Bill Murray: The Kennedy Center Mark Twain Prize
Friday, October 28 at 9/8c on PBS (check local listings)
The 2016 Mark Twain Prize
Bill Murray: The Kennedy Center Mark Twain Prize airs on PBS stations nationwide on Friday, October 28 at 9/8c (check local listings).
This October, The Kennedy Center Mark Twain Prize for American Humor salutes Bill Murray. The program premieres Friday, October 28 at 9/8c on PBS stations nationwide. Recorded at The John F. Kennedy Center for the Performing Arts on October 23, the special features a star-studded cast of Murray’s friends and colleagues including top entertainers and comedians such as Dan Aykroyd, Aziz Ansari, Roy Blount, Jr., Bill Hader, Jimmy Kimmel, David Letterman, Brian Doyle Murray, Paul Shaffer and Sigourney Weaver. The evening pays tribute to the humor and accomplishments of the comedy icon.
Bill Murray: The Kennedy Center Mark Twain Prize is a production of WETA Washington, D.C.; CoMedia; Mark Krantz Productions; Cappy Productions and The John F. Kennedy Center for the Performing Arts. Executive producers are Dalton Delan, Deborah Rutter, Peter Kaminsky, Cappy McGarr, Mark Krantz and Bob Kaminsky.

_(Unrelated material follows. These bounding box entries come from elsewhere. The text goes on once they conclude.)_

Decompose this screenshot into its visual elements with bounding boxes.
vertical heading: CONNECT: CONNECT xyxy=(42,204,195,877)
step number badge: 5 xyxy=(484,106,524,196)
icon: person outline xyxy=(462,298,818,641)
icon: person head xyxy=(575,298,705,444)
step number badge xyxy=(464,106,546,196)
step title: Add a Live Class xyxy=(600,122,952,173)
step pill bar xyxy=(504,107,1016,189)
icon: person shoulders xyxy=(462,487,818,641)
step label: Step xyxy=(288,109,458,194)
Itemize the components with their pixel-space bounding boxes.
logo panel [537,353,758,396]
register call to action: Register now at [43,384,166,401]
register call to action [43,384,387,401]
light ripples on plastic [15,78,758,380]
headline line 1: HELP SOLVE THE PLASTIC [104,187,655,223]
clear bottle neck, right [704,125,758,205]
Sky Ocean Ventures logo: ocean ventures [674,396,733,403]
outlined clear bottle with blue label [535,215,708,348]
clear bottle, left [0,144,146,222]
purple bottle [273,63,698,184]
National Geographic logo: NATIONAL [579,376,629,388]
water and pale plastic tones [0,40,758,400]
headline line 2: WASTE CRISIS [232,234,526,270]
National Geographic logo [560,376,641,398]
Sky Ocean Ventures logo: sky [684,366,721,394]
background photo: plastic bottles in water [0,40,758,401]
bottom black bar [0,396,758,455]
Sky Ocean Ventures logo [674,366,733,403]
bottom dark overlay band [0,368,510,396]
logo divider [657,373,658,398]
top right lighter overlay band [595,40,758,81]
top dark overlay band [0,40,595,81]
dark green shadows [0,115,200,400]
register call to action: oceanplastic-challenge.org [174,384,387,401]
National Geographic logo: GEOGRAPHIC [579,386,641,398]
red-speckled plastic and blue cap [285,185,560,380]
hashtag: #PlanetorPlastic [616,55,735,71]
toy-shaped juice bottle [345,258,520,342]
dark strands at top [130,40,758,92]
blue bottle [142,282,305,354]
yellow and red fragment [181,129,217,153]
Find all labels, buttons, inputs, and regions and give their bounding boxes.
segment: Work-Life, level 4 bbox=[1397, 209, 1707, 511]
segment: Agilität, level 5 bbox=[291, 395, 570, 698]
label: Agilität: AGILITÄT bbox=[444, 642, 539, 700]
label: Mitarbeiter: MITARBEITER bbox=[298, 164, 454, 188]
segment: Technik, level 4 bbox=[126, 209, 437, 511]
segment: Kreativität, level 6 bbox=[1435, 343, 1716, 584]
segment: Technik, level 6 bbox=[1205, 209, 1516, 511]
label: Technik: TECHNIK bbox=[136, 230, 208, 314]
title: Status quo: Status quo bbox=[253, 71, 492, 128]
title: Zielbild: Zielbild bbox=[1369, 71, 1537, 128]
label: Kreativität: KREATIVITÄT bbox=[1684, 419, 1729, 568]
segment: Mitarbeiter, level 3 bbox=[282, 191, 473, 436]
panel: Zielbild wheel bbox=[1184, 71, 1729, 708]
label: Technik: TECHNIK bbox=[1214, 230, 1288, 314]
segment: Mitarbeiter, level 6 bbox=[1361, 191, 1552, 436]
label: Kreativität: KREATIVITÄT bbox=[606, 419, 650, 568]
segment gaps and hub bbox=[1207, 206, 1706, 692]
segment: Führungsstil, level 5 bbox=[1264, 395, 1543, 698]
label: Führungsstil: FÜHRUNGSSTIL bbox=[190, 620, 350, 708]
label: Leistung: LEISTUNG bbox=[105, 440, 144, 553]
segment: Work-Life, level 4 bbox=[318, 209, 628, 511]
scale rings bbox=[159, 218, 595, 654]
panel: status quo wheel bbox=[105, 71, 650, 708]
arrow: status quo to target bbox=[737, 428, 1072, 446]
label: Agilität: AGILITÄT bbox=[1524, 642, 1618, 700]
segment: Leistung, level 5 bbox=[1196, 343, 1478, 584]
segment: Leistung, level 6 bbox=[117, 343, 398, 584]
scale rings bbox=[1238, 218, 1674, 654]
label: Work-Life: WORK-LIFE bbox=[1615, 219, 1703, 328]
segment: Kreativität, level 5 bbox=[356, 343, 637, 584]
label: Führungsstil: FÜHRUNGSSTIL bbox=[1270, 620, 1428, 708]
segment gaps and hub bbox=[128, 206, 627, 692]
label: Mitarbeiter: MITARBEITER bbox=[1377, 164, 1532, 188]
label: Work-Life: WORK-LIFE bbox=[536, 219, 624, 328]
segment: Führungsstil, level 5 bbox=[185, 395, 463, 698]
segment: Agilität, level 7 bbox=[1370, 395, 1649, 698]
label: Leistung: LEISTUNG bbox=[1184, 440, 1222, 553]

Corporate funding for Bill Murray: The Kennedy Center Mark Twain Prize is provided by Capital One. Major funding is provided by the Corporation for Public Broadcasting, PBS and public television viewers. Air travel is generously provided by American Airlines.
About Bill Murray
Actor and comedian Bill Murray was born William J. Murray on September 21, 1950, in Wilmette, Illinois. In an attempt to find direction in his life, he joined his older brother, Brian Doyle-Murray, in the cast of Chicago's Second City improvisational comedy troupe. Murray eventually relocated to New York City, where he took his comedic talents to radio's National Lampoon Hour (1973-74) alongside Dan Aykroyd, Gilda Radner, and John Belushi. In 1975, he was in an off-Broadway spin-off of the comedy radio show when Howard Cosell recruited him for a show called Saturday Night Live with Howard Cosell (1975-1976). A year later, producer Lorne Michaels tapped Murray to replace Chevy Chase on a much bigger sensation, NBC's Saturday Night Live (SNL).